The VCL compiler supports two levels of private pointers, "per call" and "per VCL"

"per call" private pointers are useful to cache/store state relative to the specific call or its arguments, for instance a compiled regular expression specific to a regsub() statement or a simply caching the last output of some expensive lookup.

"per vcl" private pointers are useful for such global state that applies to all calls in this VCL, for instance flags that determine if regular expressions are case-sensitive in this vmod or similar.

The way it works in the vmod code, is that a struct vmod_priv * is passed to the functions where argument type PRIV_VCL or PRIV_CALL is specified.

This structure contains two members:

typedef void vmod_priv_free_f(void *);
struct vmod_priv {
        void                    *priv;
        vmod_priv_free_f        *free;

The "priv" element can be used for whatever the vmod code wants to use it for, it defaults to a NULL pointer.
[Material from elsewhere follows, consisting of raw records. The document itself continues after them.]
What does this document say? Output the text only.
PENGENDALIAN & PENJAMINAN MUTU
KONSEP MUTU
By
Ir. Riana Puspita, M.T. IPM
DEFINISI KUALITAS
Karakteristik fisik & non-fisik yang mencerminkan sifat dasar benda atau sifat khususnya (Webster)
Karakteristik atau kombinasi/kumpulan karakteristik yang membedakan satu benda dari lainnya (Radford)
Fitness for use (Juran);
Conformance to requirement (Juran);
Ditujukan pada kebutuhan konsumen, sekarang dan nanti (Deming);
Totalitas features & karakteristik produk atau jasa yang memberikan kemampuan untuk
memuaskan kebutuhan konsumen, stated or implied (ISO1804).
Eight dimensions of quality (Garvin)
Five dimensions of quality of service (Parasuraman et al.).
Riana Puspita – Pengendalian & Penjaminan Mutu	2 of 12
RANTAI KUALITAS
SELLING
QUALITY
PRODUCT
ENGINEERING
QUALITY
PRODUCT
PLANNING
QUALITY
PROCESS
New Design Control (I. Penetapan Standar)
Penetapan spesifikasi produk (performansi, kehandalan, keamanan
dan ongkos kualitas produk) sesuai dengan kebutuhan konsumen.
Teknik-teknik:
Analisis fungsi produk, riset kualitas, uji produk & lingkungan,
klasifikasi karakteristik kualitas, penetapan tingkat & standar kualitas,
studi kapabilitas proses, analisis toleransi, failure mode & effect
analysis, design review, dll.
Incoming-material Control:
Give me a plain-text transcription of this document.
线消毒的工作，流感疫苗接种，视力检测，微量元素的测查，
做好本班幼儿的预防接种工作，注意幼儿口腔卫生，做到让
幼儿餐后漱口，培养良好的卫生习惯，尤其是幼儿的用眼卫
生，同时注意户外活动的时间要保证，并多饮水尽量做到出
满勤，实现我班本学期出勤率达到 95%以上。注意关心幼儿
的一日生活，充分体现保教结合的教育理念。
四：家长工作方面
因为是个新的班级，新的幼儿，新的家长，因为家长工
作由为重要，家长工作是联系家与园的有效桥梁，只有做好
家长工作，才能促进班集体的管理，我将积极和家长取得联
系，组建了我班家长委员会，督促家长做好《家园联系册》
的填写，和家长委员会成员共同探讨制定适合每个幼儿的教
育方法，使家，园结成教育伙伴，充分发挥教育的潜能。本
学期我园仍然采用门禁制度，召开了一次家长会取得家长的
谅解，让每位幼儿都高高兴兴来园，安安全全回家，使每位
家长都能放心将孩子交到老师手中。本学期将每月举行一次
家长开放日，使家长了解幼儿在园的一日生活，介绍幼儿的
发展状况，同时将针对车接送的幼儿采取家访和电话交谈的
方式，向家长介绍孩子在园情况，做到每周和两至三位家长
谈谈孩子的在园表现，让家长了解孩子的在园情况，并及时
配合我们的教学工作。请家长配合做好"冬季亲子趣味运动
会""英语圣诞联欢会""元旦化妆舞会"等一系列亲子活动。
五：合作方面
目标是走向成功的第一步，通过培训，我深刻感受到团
The "free" element defaults to NULL, and it is the modules responsibility to set it to a suitable function, which can clean up whatever the "priv" pointer points to.
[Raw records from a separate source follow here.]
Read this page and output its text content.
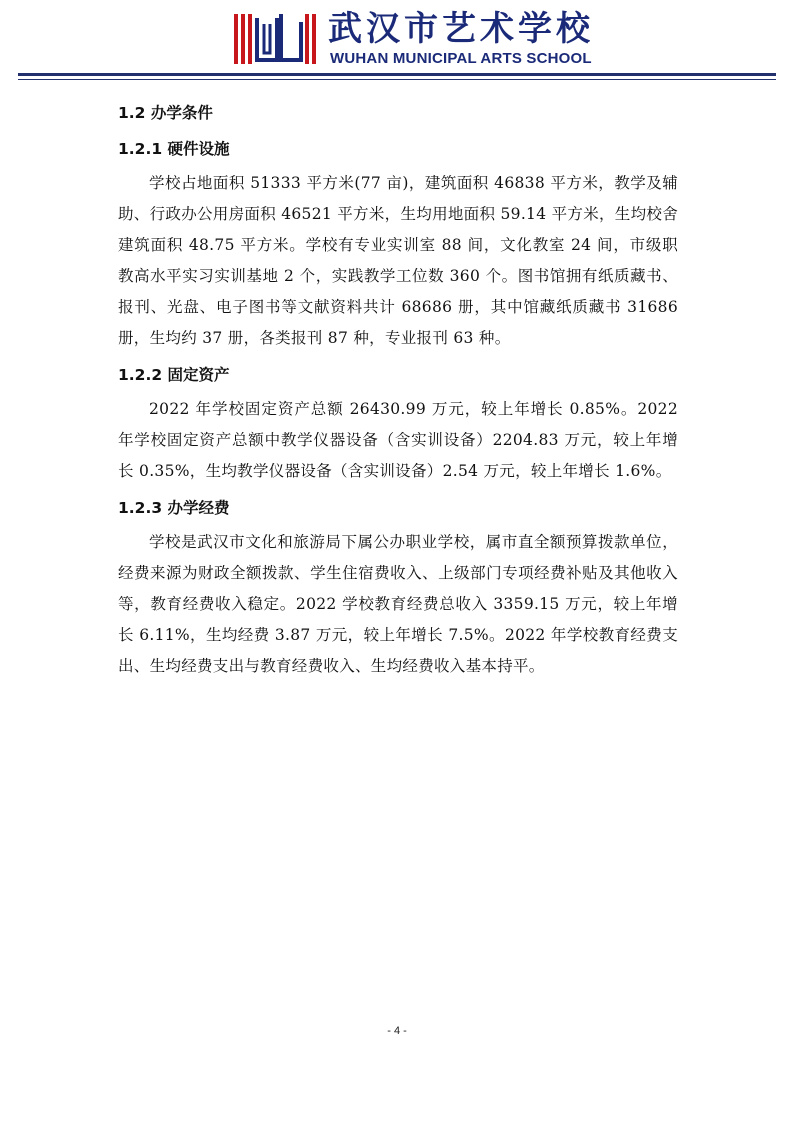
武汉市艺术学校
WUHAN MUNICIPAL ARTS SCHOOL

1.2 办学条件

1.2.1 硬件设施

学校占地面积 51333 平方米(77 亩)，建筑面积 46838 平方米，教学及辅助、行政办公用房面积 46521 平方米，生均用地面积 59.14 平方米，生均校舍建筑面积 48.75 平方米。学校有专业实训室 88 间，文化教室 24 间，市级职教高水平实习实训基地 2 个，实践教学工位数 360 个。图书馆拥有纸质藏书、报刊、光盘、电子图书等文献资料共计 68686 册，其中馆藏纸质藏书 31686 册，生均约 37 册，各类报刊 87 种，专业报刊 63 种。

1.2.2 固定资产

2022 年学校固定资产总额 26430.99 万元，较上年增长 0.85%。2022 年学校固定资产总额中教学仪器设备（含实训设备）2204.83 万元，较上年增长 0.35%，生均教学仪器设备（含实训设备）2.54 万元，较上年增长 1.6%。

1.2.3 办学经费

学校是武汉市文化和旅游局下属公办职业学校，属市直全额预算拨款单位，经费来源为财政全额拨款、学生住宿费收入、上级部门专项经费补贴及其他收入等，教育经费收入稳定。2022 学校教育经费总收入 3359.15 万元，较上年增长 6.11%，生均经费 3.87 万元，较上年增长 7.5%。2022 年学校教育经费支出、生均经费支出与教育经费收入、生均经费收入基本持平。

- 4 -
When a VCL program is discarded, all private pointers are checked to see if both the "priv" and "free" elements are non-NULL, and if they are, the "free" function will be called with the "priv" pointer as the only argument.
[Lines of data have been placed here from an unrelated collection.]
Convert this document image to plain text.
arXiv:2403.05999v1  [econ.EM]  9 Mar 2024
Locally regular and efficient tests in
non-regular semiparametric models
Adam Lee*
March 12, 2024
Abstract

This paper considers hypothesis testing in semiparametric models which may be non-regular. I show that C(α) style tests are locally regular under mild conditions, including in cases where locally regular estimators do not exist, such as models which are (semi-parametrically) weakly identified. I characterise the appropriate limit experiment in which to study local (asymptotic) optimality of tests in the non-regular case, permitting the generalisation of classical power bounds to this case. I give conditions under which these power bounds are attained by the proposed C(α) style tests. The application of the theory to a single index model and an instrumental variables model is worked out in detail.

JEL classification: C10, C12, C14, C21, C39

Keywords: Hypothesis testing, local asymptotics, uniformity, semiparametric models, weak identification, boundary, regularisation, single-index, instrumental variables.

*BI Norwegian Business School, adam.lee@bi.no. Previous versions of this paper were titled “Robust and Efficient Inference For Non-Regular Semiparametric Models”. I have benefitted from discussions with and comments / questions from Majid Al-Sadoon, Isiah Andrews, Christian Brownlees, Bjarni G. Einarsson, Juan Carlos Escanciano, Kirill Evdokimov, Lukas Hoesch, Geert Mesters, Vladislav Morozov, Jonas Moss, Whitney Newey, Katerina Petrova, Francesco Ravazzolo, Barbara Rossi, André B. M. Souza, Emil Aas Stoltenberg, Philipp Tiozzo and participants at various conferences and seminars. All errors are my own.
In the common case where a private data structure is allocated with malloc would look like this:

if (priv->priv == NULL) {
        priv->priv = calloc(sizeof(struct myfoo), 1);
        priv->free = free;      /* free(3) */
        mystate = priv->priv;
        mystate->foo = 21;
} else {
        mystate = priv->priv;
if (foo > 25) {

The per-call vmod_privs are freed before the per-vcl vmod_priv.

Init functions

VMODs can have an "init" method which is called when a VCL which imports the VMOD is loaded.

The first argument to the init function is the vmod_priv specific to this particular VCL, and if necessary, a VCL specific VMOD "fini" function can be attached to its "free" hook.

The second argument is a pointer to the VCL's config structure, which allows you to tell different VCLs which import this module apart.

Please notice that there is no "global" fini method.

If the VMOD has private global state, which includes any sockets or files opened, any memory allocated to global or private variables in the C-code etc, it is the VMODs own responsibility to track how many VCLs have called init (& fini) and free this global state when the count reaches zero.

When to lock, and when not to lock

Varnish is heavily multithreaded, so by default VMODs must implement their own locking to protect shared resources.

When a VCL is loaded or unloaded, the init and priv->free are run sequentially all in a single thread, and there is guaranteed to be no other activity related to this particular VCL, nor are there init/fini activity in any other VCL or VMOD at this time.

That means that the VMOD init, and any object init/fini functions are already serialized in sensible order, and won't need any locking, unless they access VMOD specific global state, shared with other VCLs.

Traffic in other VCLs which also import this VMOD, will be happening while housekeeping is going on.

Updating VMODs

A compiled VMOD is a shared library file which Varnish dlopen(3)'s using flags RTLD_NOW | RTLD_LOCAL.

As a general rule, once a file is opened with dlopen(3) you should never modify it, but it is safe to rename it and put a new file under the name it had, which is how most tools installs and updates shared libraries.

However, when you call dlopen(3) with the same filename multiple times it will give you the same single copy of the shared library file, without checking if it was updated in the meantime.

This is obviously an oversight in the design of the dlopen(3) library function, but back in the late 1980ies nobody could imagine why a program would ever want to have multiple different versions of the same shared library mapped at the same time.

Varnish does that, and therefore you must restart the worker process before Varnish will discover an updated VMOD.

If you want to test a new version of a VMOD, while being able to instantly switch back to the old version, you will have to install each version with a distinct filename or in a distinct subdirectory and use import foo from "..."; to reference it in your VCL.

We're not happy about this, but have found no sensible workarounds.